На машине они пронеслись по Пэлл-Мэлл, потом по Сент-Джон-стрит и Пикадилли. Поворачивая на Южную Одли-стрит, они проехали мимо торговца фруктами, с которым Паркер обменялся почти неуловимыми жестами. Машина остановилась у подъезда; к ним тут же подошел азартный приятель консьержа.

— Я как раз собирался вам звонить, — сказал он. — Она только что пришла.

— Кто, Уиттакер?

— Да. Поднялась наверх две минуты назад.

— А Форрест тоже там?

— Да. Вернулась незадолго до нее.

— Странно, — удивился Паркер. — Еще одна отличная версия не подтвердилась. А вы уверены, что эта женщина — мисс Уиттакер?

— Ну, на ней были какие-то обноски, волосы с сединой, но она того же роста и все такое. И потом, она снова была в солнцезащитных очках. Думаю, это та самая женщина — хотя, конечно, близко я не подходил, следуя вашим инструкциям.

— В любом случае мы должны подняться и посмотреть. Пошли!

К ним присоединился и «торговец» — все вместе они вошли в подъезд.

— Дама, которая поднялась к миссис Форрест, все еще там? — спросил инспектор у консьержа.

— Да. Я проводил ее до двери — она говорила что-то про пожертвования. Миссис Форрест втащила ее в квартиру и захлопнула дверь. Пока никто оттуда не спускался.

— Ясно. Мы сейчас поднимемся к ней — будьте добры, проследите, чтобы никто больше туда не входил. Так, Уимзи! Она знает вас как Темплтона, однако, думаю, у нее нет уверенности, что вы с нами заодно. Позвоните в дверь, а когда она откроет, просуньте ногу вовнутрь. Мы будем стоять поблизости и сразу придем к вам на помощь.

Лорд Уимзи приступил к выполнению маневра. В глубине квартиры громко зазвонил колокольчик.

Никто не открывал. Уимзи позвонил еще раз, потом приложил ухо к двери.

— Чарльз, — внезапно закричал он, — там что-то происходит. — Лицо его побелело. — Скорее! Мы не можем допустить еще одного…

Паркер бросился к нему и тоже стал прислушиваться. Потом выхватил у Уимзи его трость и заколотил в дверь — удары эхом отзывались в шахте лифта.

— Откройте! Полиция!

Из квартиры доносились леденящие кровь приглушенные звуки борьбы и какое-то странное бульканье, потом шорох, как будто по полу тащили что-то тяжелое, и шарканье ног. Послышался страшный грохот — похоже, на пол упал тяжелый шкаф — и громкий крик, похожий на лошадиное ржание, внезапно оборвавшийся.

— Немедленно взломайте дверь, — скомандовал Уимзи. Пот стекал у него по лицу.

Паркер подозвал самого крепкого из полицейских. Тот налег на филенку плечом — дверь затрещала и подалась вперед. Паркер навалился вместе с ним, оттеснив худощавого Уимзи в угол. Они толкались и пыхтели в узком пространстве лестничной площадки.

Дверь наконец-то рухнула, и все трое ввалились в тесную прихожую. В квартире стояла странная тишина.

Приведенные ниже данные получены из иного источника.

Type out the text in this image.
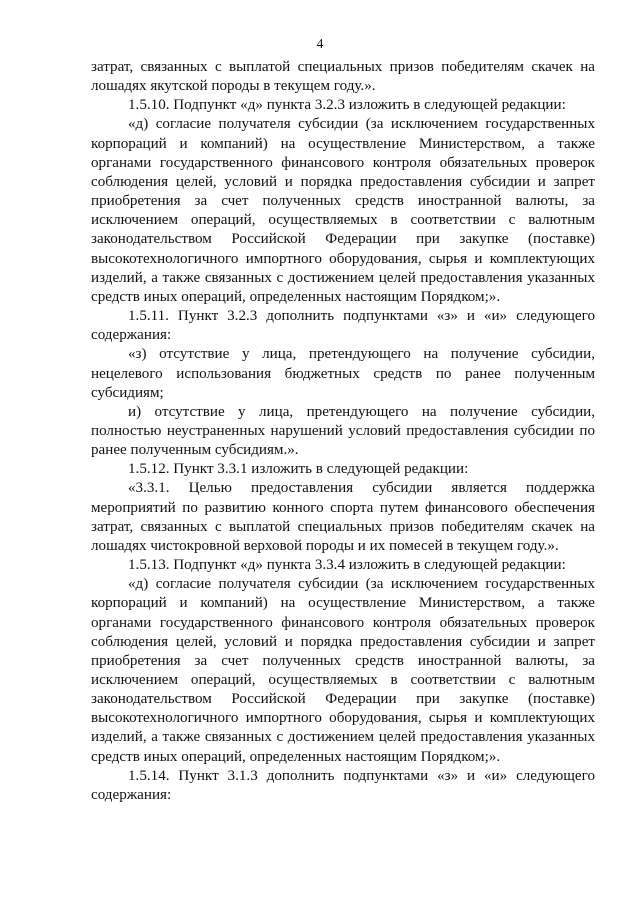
4

затрат, связанных с выплатой специальных призов победителям скачек на лошадях якутской породы в текущем году.».

1.5.10. Подпункт «д» пункта 3.2.3 изложить в следующей редакции:

«д) согласие получателя субсидии (за исключением государственных корпораций и компаний) на осуществление Министерством, а также органами государственного финансового контроля обязательных проверок соблюдения целей, условий и порядка предоставления субсидии и запрет приобретения за счет полученных средств иностранной валюты, за исключением операций, осуществляемых в соответствии с валютным законодательством Российской Федерации при закупке (поставке) высокотехнологичного импортного оборудования, сырья и комплектующих изделий, а также связанных с достижением целей предоставления указанных средств иных операций, определенных настоящим Порядком;».

1.5.11. Пункт 3.2.3 дополнить подпунктами «з» и «и» следующего содержания:

«з) отсутствие у лица, претендующего на получение субсидии, нецелевого использования бюджетных средств по ранее полученным субсидиям;

и) отсутствие у лица, претендующего на получение субсидии, полностью неустраненных нарушений условий предоставления субсидии по ранее полученным субсидиям.».

1.5.12. Пункт 3.3.1 изложить в следующей редакции:

«3.3.1. Целью предоставления субсидии является поддержка мероприятий по развитию конного спорта путем финансового обеспечения затрат, связанных с выплатой специальных призов победителям скачек на лошадях чистокровной верховой породы и их помесей в текущем году.».

1.5.13. Подпункт «д» пункта 3.3.4 изложить в следующей редакции:

«д) согласие получателя субсидии (за исключением государственных корпораций и компаний) на осуществление Министерством, а также органами государственного финансового контроля обязательных проверок соблюдения целей, условий и порядка предоставления субсидии и запрет приобретения за счет полученных средств иностранной валюты, за исключением операций, осуществляемых в соответствии с валютным законодательством Российской Федерации при закупке (поставке) высокотехнологичного импортного оборудования, сырья и комплектующих изделий, а также связанных с достижением целей предоставления указанных средств иных операций, определенных настоящим Порядком;».

1.5.14. Пункт 3.1.3 дополнить подпунктами «з» и «и» следующего содержания:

— Скорее! — взмолился лорд Уимзи.

В комнате справа никого не было. Убедившись в этом, они бросились в гостиную, но дверь открылась лишь на несколько сантиметров. Что-то тяжелое мешало с той стороны. Они изо всех сил налегли на нее — и препятствие сдвинулось. За дверью лежал громоздкий буфет, по всему полу валялись осколки фарфора. Уимзи перебрался через него и увидел, что комната находится в страшном беспорядке — столики опрокинуты, стул сломан, люстра разбита. Он кинулся в спальню, Паркер последовал за ним.

Тело женщины лежало на кровати. Ее длинные, с проседью волосы толстым канатом свисали с подушки, по голове и шее стекала кровь. Однако Уимзи счел это хорошим знаком — у покойников кровь не течет.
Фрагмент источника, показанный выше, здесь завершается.